In many videos, Mr James, who is Black, appeared to be preoccupied with and appalled by violent crime, especially crime committed by Black people. He repeatedly expressed antipathy to Black people and blamed “ghetto culture” and “slave culture” for violence.
“Ultimately, it’s not our fault. Ultimately, it’s the white man’s fault that we’re in this condition,” he said in a video recorded at what he said was an Airbnb and uploaded on 30 March. “But then simultaneously, the reason why we stay where we are is our fault.“
His videos often show him drinking while talking to his audience, and one shows a row of empty bottles of strong liquor lined up in his room. A spokesperson for Airbnb said they had been liaising with police and could find no Airbnb accounts or reservations associated with Mr James.
According to The Daily Beast, one video showed him telling Mr Adams that he had been through New York’s mental health system and experienced treatment that made people want to “go and get a gun and shoot motherf***ers”.
Mr James reportedly said: “I have been in crisis, as a patient. I have a diagnosis that goes back to 1980, and I have been in crisis... what’s going on in these places is violence. Not physical violence, but the same kind of violence that’s similar to what a child may experience in grade school.”
A federal law enforcement source told Newsweek the attack could not be officially classified as terrorism until a motivation was determined.
Two current theories, the source told the outlet, are that he was an MTA employee or was conducting surveillance in preparation for a future attack.
They added he wore an MTA uniform and utility belt, and was seen fleeing in the direction of a Manhattan-bound R train.
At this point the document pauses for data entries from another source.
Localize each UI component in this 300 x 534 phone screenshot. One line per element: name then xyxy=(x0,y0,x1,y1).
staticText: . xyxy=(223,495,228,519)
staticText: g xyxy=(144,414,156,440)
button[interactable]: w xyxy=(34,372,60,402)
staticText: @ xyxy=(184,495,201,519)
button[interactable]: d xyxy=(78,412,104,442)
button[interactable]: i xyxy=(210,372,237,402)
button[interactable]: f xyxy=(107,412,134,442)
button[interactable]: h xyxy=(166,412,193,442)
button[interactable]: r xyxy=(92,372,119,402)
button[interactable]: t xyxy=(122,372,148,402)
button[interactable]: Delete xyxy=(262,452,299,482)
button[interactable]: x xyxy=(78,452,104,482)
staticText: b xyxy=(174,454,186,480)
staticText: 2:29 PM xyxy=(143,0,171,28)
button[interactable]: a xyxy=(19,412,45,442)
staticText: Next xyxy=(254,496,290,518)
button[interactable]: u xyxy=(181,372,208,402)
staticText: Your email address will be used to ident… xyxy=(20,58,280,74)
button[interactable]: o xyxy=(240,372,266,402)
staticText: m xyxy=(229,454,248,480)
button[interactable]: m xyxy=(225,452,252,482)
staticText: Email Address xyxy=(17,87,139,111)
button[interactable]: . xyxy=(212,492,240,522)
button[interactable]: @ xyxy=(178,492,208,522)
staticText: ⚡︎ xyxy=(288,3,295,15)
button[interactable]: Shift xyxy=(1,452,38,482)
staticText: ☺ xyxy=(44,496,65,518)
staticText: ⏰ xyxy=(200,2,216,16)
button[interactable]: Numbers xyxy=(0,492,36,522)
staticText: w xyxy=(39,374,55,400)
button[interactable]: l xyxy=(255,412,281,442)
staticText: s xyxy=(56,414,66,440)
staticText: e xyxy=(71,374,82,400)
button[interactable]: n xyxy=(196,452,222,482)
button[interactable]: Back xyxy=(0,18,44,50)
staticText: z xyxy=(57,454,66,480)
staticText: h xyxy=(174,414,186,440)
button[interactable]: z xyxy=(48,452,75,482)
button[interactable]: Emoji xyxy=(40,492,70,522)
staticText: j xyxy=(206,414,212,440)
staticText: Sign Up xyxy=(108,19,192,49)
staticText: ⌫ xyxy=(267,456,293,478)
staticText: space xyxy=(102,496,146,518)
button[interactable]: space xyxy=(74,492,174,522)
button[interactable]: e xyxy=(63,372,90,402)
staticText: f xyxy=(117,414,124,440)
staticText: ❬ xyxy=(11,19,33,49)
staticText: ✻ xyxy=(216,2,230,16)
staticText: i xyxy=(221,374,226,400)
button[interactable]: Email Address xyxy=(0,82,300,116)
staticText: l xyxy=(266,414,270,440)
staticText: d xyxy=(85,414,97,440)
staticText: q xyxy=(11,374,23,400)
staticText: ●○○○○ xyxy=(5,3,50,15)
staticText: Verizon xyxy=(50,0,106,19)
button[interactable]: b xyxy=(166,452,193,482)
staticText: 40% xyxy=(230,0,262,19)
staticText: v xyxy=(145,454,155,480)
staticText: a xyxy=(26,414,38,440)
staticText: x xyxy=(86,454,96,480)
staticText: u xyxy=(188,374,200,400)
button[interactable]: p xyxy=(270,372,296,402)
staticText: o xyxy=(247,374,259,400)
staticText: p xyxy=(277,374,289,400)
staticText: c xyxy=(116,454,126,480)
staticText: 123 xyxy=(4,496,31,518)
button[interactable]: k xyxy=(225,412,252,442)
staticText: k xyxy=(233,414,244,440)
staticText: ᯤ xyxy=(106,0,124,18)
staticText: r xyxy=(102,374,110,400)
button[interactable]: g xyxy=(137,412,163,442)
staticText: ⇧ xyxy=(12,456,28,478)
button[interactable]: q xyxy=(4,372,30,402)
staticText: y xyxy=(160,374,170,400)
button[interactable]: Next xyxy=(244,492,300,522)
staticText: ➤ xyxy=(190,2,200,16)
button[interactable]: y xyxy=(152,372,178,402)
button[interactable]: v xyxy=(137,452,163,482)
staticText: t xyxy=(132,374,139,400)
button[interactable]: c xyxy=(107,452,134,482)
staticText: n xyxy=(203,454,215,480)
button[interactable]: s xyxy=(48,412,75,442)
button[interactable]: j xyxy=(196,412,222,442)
Subway tunnels were searched as part of the manhunt and police recovered a U-Haul van with Arizona plates that may have been used in the escape.
Authorities investigated reports of “undetonated devices”, but ultimately determined there were no active explosive devices on the scene.
Dramatic footage posted online showed terrified commuters running away from a subway carriage filled with smoke following the attack. Some lay on the ground suffering from gunshots, shrapnel smoke inhalation and “panic” as people attempted to flee.